Giovedì 5 marzo alle 21.15 gli amanti del genio di Nick Cave non possono mancare l’appuntamento a Cinemazero con “20.000 Days on Earth”, il film in cui il grande cantautore australiano interpreta sé stesso, raccontando una sua immaginaria giornata.
Nel 2012, al compimento dei suoi 55 anni, Nick Cave, leader dei The Bad Seeds, compositore, scrittore e sceneggiatore, calcola di aver trascorso 20.000 giorni sulla Terra. Prima che sia troppo tardi, o lo facciano altri, si convince a interpretare (e dare la sua voce narrante) una giornata autobiografica costruita fino all’ultimo dettaglio: dalla sveglia mattutina alle prove in sala d’incisione, dalla messa in scena di sedute psicanalitiche agli incontri surreali con alcuni rilevanti collaboratori, fino alla discesa fisica nel sottosuolo del proprio archivio.
In fuga dal documentario musicale convenzionale, Cave si affida a Iain Forsyth e Jane Pollard, noti visual artists britannici esordienti nel lungometraggio e ispirati dalle riprese realizzate a La Fabrique, studio di registrazione dello struggente Push the Sky Away (2013), che dà i brani al film. I due sono anche autori di una ricreazione live minuziosa dell’ultima performance di Bowie nei panni di Ziggy Stardust (A Rock ‘N’ Roll Suicide, 1998).
Spinto dall’urgenza del tempo, dal terrore di perdere la memoria, per lui sinonimo d’ispirazione, non rievoca la propria storia carriera, né specula sugli eccessi (solo due veloci accenni alla dipendenza e a Michael Hutchence degli INXS); semplicemente, si mette in scena con l’aiuto dei suoi amici. Basta una battuta sui pasti consumati con il braccio destro Warren Ellis per dare il senso, in una bizzarra parentesi culinaria, di quanto il lavoro artistico possa essere tirannico.

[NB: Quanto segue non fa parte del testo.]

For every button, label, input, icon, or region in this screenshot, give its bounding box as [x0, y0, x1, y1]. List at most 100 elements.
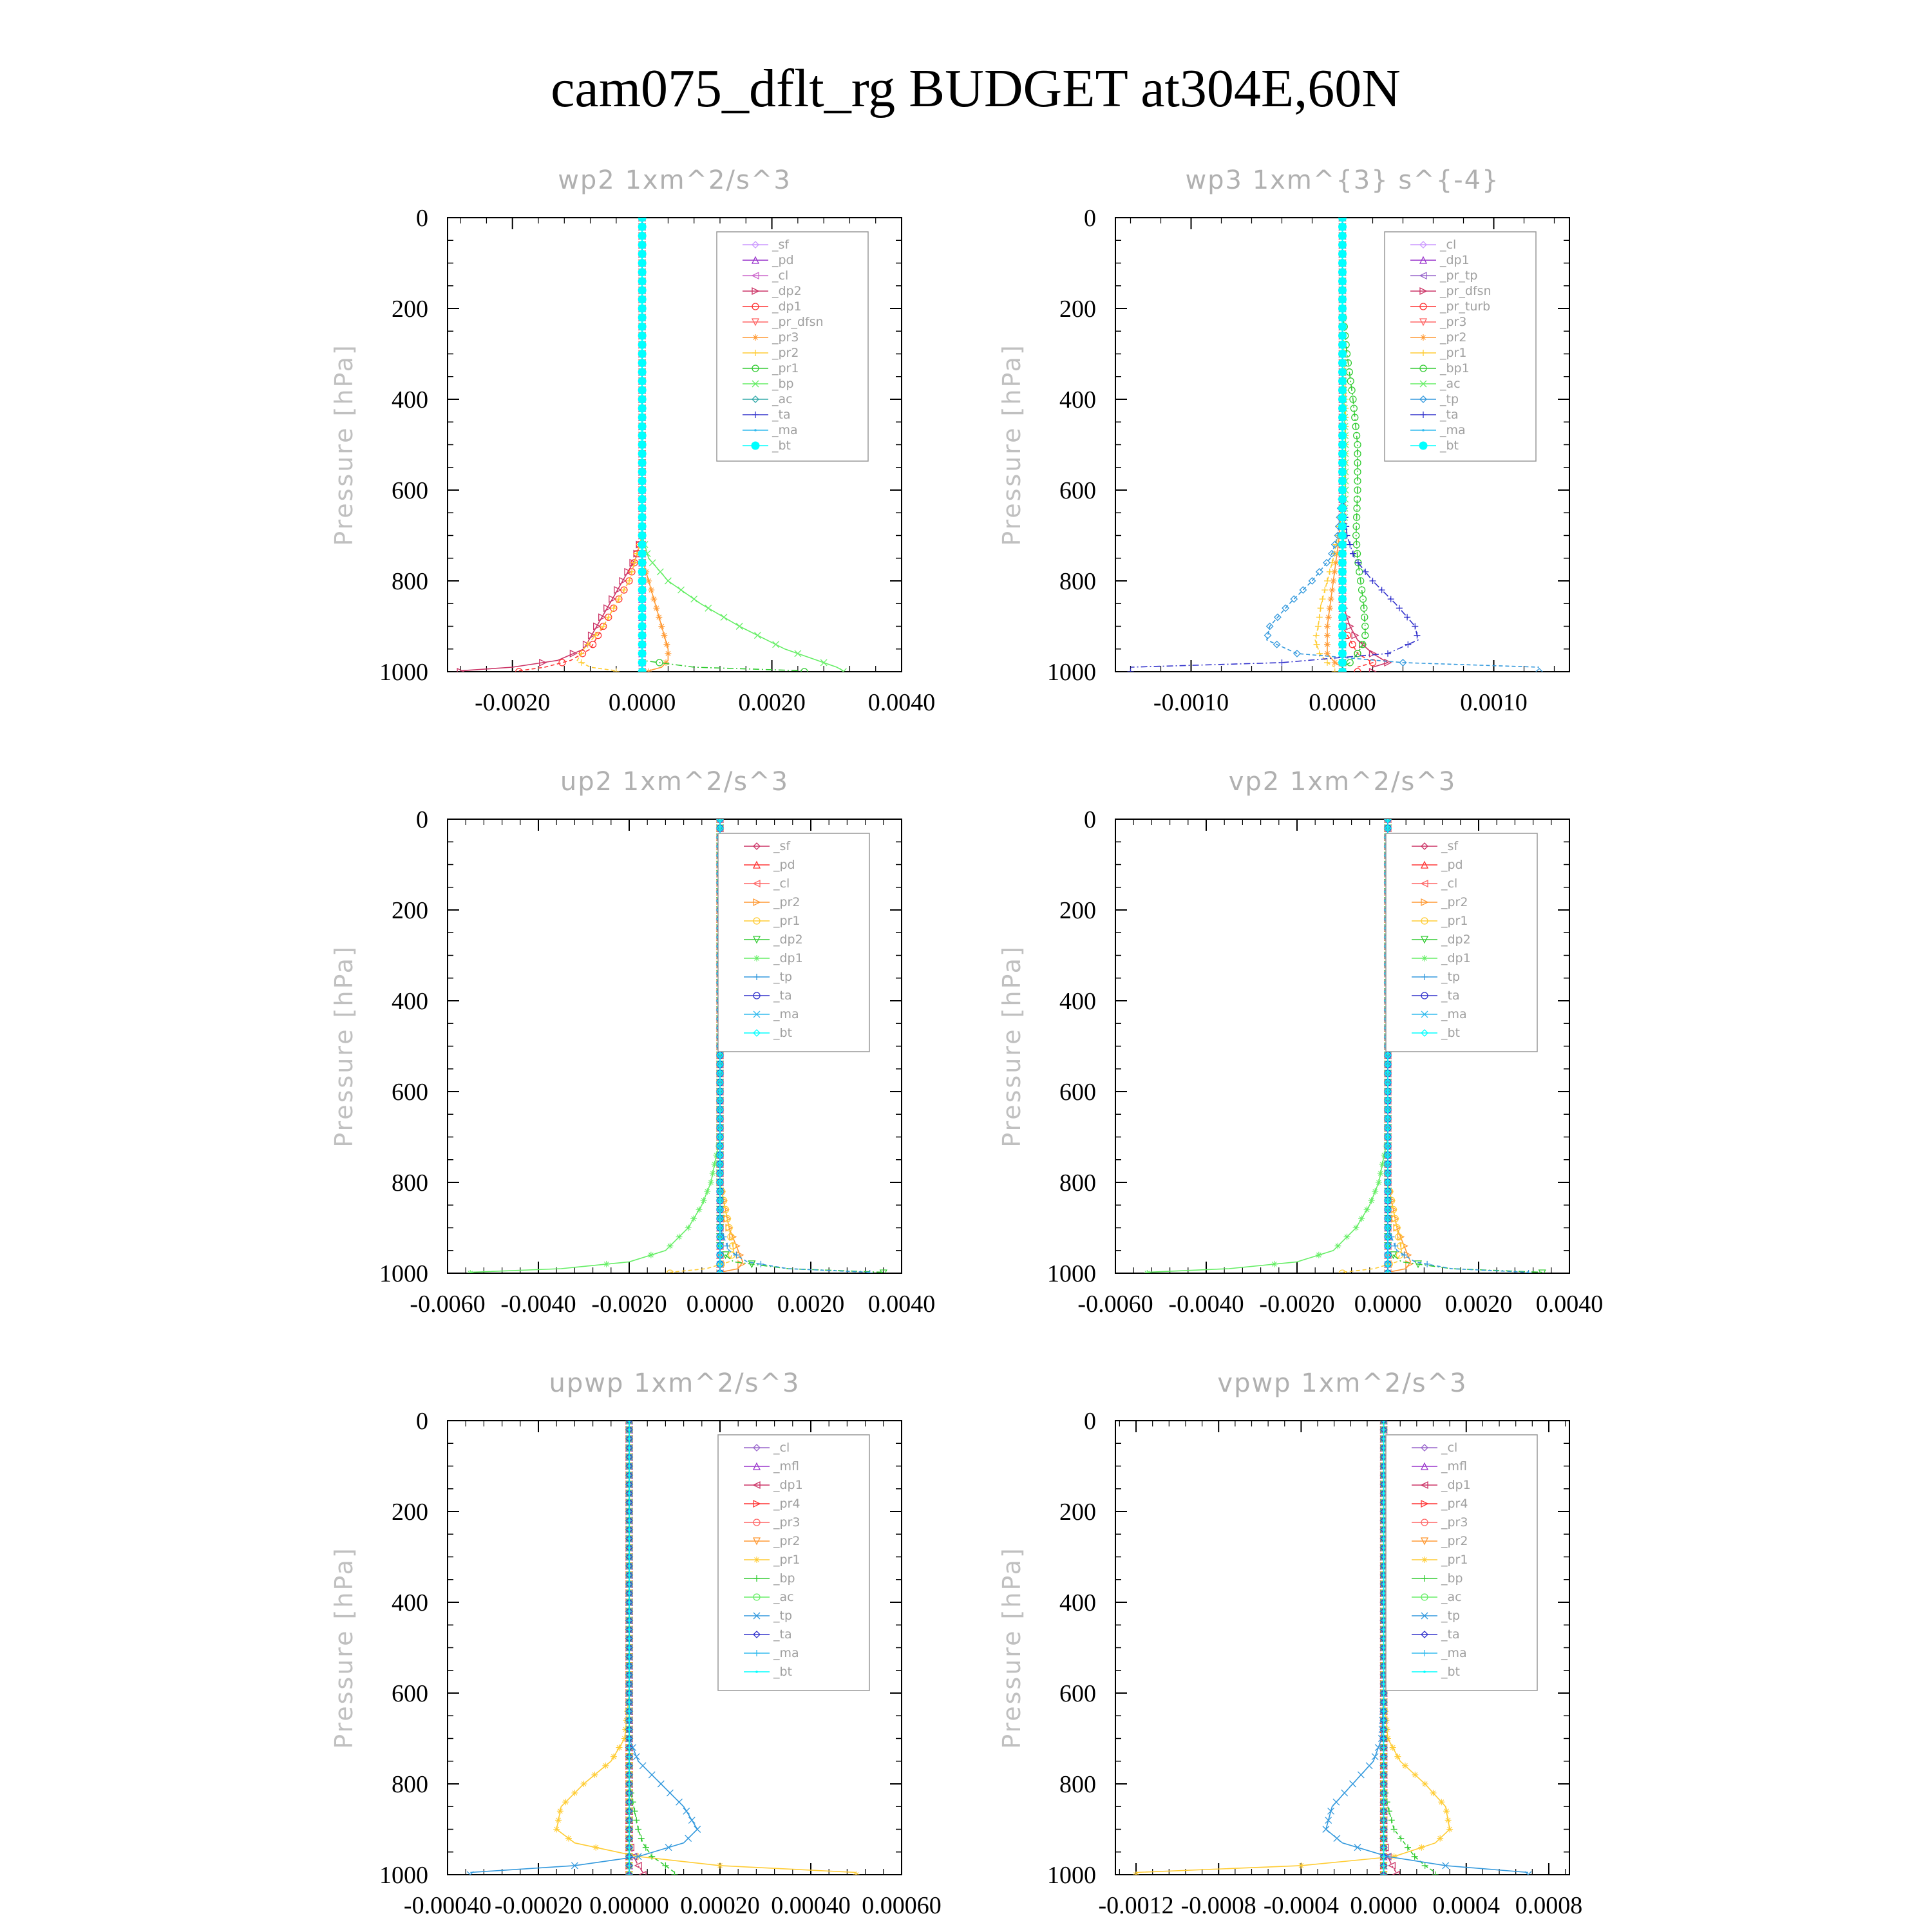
series-marker-bt [638, 658, 647, 667]
series-marker-bt [1382, 1501, 1385, 1504]
series-marker-bp1 [1359, 595, 1367, 603]
series-marker-bt [628, 1583, 630, 1586]
series-marker-dp2 [624, 567, 632, 576]
series-marker-bt [1338, 222, 1347, 231]
y-tick-label: 1000 [1047, 1862, 1096, 1889]
series-marker-bt [1338, 331, 1347, 340]
series-marker-bp [705, 604, 712, 612]
series-marker-pr1 [1319, 596, 1326, 603]
y-tick-label: 600 [1059, 1680, 1096, 1707]
x-tick-label: 0.0020 [1445, 1291, 1513, 1318]
series-marker-pr1 [1394, 1753, 1401, 1760]
series-marker-bt [1382, 1583, 1385, 1586]
series-marker-bt [716, 1188, 724, 1196]
legend-swatch-marker [1420, 936, 1429, 944]
series-line-bp1 [1341, 218, 1366, 668]
series-marker-bp [677, 586, 685, 594]
series-marker-bt [716, 1124, 724, 1132]
series-marker-dp2 [629, 558, 638, 567]
x-tick-label: -0.0060 [1077, 1291, 1153, 1318]
series-marker-bt [638, 350, 647, 358]
series-marker-dp2 [587, 631, 596, 639]
y-tick-label: 200 [392, 897, 428, 924]
series-marker-bt [1384, 1106, 1392, 1114]
legend-swatch-marker [753, 992, 761, 999]
series-marker-pr1 [1326, 568, 1333, 575]
series-marker-bt [1384, 1197, 1392, 1205]
series-marker-tp [1341, 1789, 1349, 1797]
x-tick-label: -0.0040 [500, 1291, 576, 1318]
series-marker-pr3 [661, 632, 668, 639]
legend-label: _bp [773, 1571, 795, 1586]
legend-swatch-marker [1421, 1010, 1428, 1018]
series-marker-bt [1338, 431, 1347, 440]
series-marker-bt [638, 567, 647, 576]
series-marker-bt [1338, 249, 1347, 258]
series-marker-bt [716, 1242, 724, 1250]
series-marker-tp [1392, 1242, 1399, 1249]
series-marker-tp [1371, 1753, 1379, 1761]
series-marker-bt [638, 549, 647, 558]
series-marker-ta [1414, 632, 1421, 639]
series-marker-bt [1338, 404, 1347, 413]
series-marker-bt [628, 1473, 630, 1477]
series-marker-dp2 [748, 1260, 756, 1269]
y-tick-label: 200 [1059, 296, 1096, 323]
series-marker-bt [628, 1737, 630, 1740]
series-marker-bt [638, 486, 647, 495]
series-marker-tp [1442, 1862, 1450, 1870]
series-marker-bt [1384, 1251, 1392, 1259]
series-marker-bt [1338, 585, 1347, 594]
series-marker-bt [1382, 1819, 1385, 1822]
series-marker-pr1 [717, 1862, 723, 1869]
series-marker-pr1 [580, 1781, 587, 1787]
series-marker-ma [716, 1170, 724, 1177]
series-marker-bt [716, 1224, 724, 1232]
series-marker-tp [724, 1242, 731, 1249]
legend-label: _cl [773, 876, 790, 891]
legend-swatch-marker [1421, 974, 1428, 980]
series-marker-pr2 [1324, 650, 1331, 657]
series-marker-bt [1384, 1206, 1392, 1214]
legend-label: _bp [1441, 1571, 1463, 1586]
series-marker-bt [638, 522, 647, 531]
x-tick-label: -0.00020 [495, 1892, 582, 1919]
series-marker-dp1 [1334, 1242, 1341, 1249]
series-marker-bt [1338, 240, 1347, 249]
series-marker-bt [1382, 1692, 1385, 1694]
series-marker-bp [638, 1835, 645, 1842]
series-marker-dp2 [721, 1251, 730, 1260]
series-marker-bt [628, 1492, 630, 1495]
series-marker-bt [716, 1051, 724, 1059]
series-marker-ma [1384, 1052, 1392, 1059]
y-tick-label: 1000 [1047, 659, 1096, 686]
y-tick-label: 1000 [379, 659, 428, 686]
legend-label: _dp1 [773, 1478, 803, 1492]
legend-box [716, 231, 869, 462]
series-marker-dp1 [603, 1260, 610, 1267]
series-marker-ta [1378, 587, 1385, 594]
series-marker-bt [638, 504, 647, 513]
legend-label: _ac [1439, 377, 1461, 391]
series-marker-bt [638, 249, 647, 258]
series-marker-bt [716, 824, 724, 833]
series-marker-dp1 [1352, 1224, 1359, 1231]
legend-label: _bt [773, 1665, 792, 1679]
series-marker-bt [628, 1683, 630, 1685]
series-marker-bt [628, 1537, 630, 1540]
series-marker-dp1 [700, 1197, 707, 1204]
series-marker-dp1 [1379, 1160, 1386, 1168]
legend-swatch-marker [1421, 992, 1428, 999]
series-marker-bt [1384, 1169, 1392, 1177]
legend-swatch-marker [1421, 1519, 1428, 1526]
legend-swatch-marker [1419, 395, 1427, 403]
series-marker-bt [1382, 1855, 1385, 1858]
x-tick-label: 0.0020 [738, 689, 806, 716]
x-tick-label: -0.0008 [1181, 1892, 1256, 1919]
series-marker-tp [1333, 1835, 1341, 1842]
legend-label: _ma [772, 423, 798, 437]
series-marker-pr1 [555, 1817, 562, 1824]
legend-swatch-marker [753, 1010, 761, 1018]
series-marker-bt [638, 231, 647, 240]
series-marker-bt [638, 631, 647, 640]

Lo psichiatra Darian Leader è presenza funzionale a far riaffiorare ricordi e impressioni che hanno ispirato e affollano il mondo fantastico e violento che nutre il suo repertorio. Mentre le sue perlustrazioni in auto per Brighton fanno apparire sulla Jaguar collaboratori cruciali: l’attore Ray Winstone (interprete di La proposta di John Hillcoat, di cui Cave scrisse la sceneggiatura), il chitarrista Blixa Bargeld (con cui non parla da quando nel 2003 lasciò i The Bad Seeds) e la popstar Kylie Minogue (insieme incisero Where the Wild Roses Grow nel ’95). Tre suggestioni fantasmatiche sulla fragilità della creatività. In un vertiginoso equilibrio tra autoesaltazione e demistificazione, Cave definisce in chiave fiction la propria idea di songwriting: operazione di cannibalismo, esercizio costante di recupero d’immagini dal passato, collisione di opposti, disciplina di scrittura (anche sul clima di Brighton). E trascendenza, rapimento sul palco, dove la sua musica diventa di altri e lui diventa un altro, come esemplifica l’accelerazione ritmica del finale di Jubilee Street al Sydney Opera House. Potenzialmente irritante per il suo carattere manipolatorio, Nick Cave – 20.000 Days on Earth è un seducente trionfo di vanità e candore, una scoperta finzione che distilla momenti di onestà e verità taglienti. L’artificio esibito, come una chioma corvina, di un uomo che idolatra se stesso quanto l’arte della narrazione.